We were a steady revenue source when adsense wasnt.
The Rise of Crypto and the new era of content:
Influencer is still a huge part of what we do.
We will sponsor 2,000+ creators this year.
Deploy millions once again.
But something changed around 2021 and into 2022.
Really two things happened:
CRYPTO:
Crypto ate the world.
Creators we worked with for years got their bag.
Where we would pay $10 CPMS, crypto would LITERALLY PAY $200.
Now, we know it was all stolen money, FTX was a big spender in the space.
But still, crypto and other scammy advertisers really hurt the channel for a long time.
There were always jokes about us and raid shadow legends.
But they were harmless lol- we are a wallet they are some weird game.
But when you get NFTs, Crypto, shitcoins and rugpulls using the same ad space as you- not only does it drive up prices, it can hurt the trust of the channel.
We saw this correct a bit in 2022.
FTX blew up, they stopped paying influencers, prices crashed.
But the damage was done.
Long form ads on youtube had hurt a lot of people.
The rise of “for you” content:
You can blame tik tok and shortform, but really this was always going to happen.
Youtube, and really all platforms, want a long tail of creators.
More smaller creators means they dont have to cater to 10 mega stars.
Smaller creators have less spotlight, less cancelability, less bargaining power.

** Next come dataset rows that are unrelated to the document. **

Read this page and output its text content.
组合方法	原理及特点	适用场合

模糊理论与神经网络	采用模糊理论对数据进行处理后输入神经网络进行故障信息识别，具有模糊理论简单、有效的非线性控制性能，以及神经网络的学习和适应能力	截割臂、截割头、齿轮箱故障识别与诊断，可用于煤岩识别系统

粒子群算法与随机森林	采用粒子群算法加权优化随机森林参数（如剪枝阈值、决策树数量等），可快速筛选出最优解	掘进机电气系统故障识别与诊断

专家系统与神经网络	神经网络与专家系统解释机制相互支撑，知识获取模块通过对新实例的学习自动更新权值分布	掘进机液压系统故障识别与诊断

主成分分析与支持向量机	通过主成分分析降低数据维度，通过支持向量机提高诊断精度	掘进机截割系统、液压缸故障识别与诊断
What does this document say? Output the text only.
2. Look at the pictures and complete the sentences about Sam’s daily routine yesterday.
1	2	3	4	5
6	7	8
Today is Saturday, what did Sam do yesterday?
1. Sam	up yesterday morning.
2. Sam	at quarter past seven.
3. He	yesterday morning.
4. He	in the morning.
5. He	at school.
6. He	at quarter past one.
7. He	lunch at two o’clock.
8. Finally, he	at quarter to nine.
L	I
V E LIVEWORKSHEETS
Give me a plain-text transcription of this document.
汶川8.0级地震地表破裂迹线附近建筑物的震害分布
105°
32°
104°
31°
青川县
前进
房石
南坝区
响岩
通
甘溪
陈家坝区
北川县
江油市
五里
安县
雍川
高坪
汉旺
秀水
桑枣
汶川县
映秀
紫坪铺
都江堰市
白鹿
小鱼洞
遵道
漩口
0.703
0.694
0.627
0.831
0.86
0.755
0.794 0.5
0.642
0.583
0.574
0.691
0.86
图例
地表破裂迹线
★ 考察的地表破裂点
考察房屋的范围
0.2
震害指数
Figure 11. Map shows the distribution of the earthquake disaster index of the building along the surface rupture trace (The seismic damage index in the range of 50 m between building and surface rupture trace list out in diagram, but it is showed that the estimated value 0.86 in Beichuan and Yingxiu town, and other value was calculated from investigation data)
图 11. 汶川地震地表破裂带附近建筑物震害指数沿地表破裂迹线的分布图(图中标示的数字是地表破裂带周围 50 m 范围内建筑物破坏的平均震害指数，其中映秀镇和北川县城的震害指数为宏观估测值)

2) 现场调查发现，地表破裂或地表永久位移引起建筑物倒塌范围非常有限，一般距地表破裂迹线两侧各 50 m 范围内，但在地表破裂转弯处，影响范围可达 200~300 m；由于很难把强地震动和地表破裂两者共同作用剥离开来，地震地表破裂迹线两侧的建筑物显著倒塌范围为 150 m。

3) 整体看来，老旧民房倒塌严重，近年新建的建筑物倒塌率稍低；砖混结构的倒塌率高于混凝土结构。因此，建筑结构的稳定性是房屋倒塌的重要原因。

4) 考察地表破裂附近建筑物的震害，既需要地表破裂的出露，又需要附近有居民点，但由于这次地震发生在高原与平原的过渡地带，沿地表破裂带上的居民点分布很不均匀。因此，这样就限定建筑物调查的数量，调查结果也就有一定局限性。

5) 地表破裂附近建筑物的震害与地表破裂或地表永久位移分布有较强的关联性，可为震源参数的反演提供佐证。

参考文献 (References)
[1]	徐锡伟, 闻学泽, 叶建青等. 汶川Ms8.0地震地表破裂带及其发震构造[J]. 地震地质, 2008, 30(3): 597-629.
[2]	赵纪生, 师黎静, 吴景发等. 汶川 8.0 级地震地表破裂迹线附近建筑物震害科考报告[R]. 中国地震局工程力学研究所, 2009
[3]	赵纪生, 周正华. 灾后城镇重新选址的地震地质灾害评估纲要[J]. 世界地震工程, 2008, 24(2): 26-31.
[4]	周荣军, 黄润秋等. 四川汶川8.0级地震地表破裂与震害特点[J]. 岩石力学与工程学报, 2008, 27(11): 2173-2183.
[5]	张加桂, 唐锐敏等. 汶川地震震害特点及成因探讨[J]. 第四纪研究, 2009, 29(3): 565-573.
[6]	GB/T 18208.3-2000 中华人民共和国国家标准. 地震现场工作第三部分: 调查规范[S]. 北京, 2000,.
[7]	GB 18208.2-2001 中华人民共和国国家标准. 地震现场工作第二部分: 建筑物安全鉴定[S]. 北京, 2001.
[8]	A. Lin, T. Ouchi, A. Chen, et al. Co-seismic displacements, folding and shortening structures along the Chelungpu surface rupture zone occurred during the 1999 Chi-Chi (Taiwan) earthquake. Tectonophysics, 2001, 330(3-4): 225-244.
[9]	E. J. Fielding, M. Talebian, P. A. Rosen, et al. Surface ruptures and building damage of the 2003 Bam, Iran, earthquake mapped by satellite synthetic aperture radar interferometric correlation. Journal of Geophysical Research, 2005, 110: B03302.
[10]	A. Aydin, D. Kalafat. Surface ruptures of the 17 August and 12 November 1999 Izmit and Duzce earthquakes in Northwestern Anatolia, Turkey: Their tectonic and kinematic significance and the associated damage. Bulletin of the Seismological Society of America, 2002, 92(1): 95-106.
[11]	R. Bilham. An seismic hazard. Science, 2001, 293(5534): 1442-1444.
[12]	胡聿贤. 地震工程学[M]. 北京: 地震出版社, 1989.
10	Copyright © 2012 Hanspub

Plus- tik tok showed the addictive nature of hyper specific content.
“Oh you like metal music and waffles? here is someone playing metal riffs while cooking a full breakfast!”
So many people creating content leads to unlimited choice.
Unlimited choice leads to better and better recommendations.
And these recommendations, in theory, get you to spend more time watching the content.
SO what does “for you” content have to do with ads?
Less views.
Subscribers mean nothing now.
Legacy accounts mean nothing.
Creating content pre 2020 and post 2020 are different games.
We used to sponsor hundreds of channels that would pull in 1m views a video.
But because viewership has shifted from tentpole culturally important channels, to long tail “for you” content, there was been a 50% reduction in 1m+ video channels.
And the channels that do push those views are taking more time between uploads, focusing on quality and worklife balance.
Its not about audience anymore.
It is about algorithm.
2023+ the future of influencer
The unlock now is being the media company.
The shelf life of any one channel is questionable.
The algo can change and then your audience disappears.
The opportunity is to get good at making content, so that you can reach people as your own influencer.
And if the algo changes? you are a company. Reinvent and do it again.
Influencer will always be something we do.
But I think our budget stays flat for the next few years.
Ill spend 1-3m building my own content.
Keep my long term partners bought into the brand.
Find cool new people doing cool stuff.
Find new ways to engage with the people we work with.
But the old era is over.
You wont just sponsor a video and print money.
One off deals wont even make sense anymore.
Views are too random. Are you reaching loyal audience or top of funnel algo?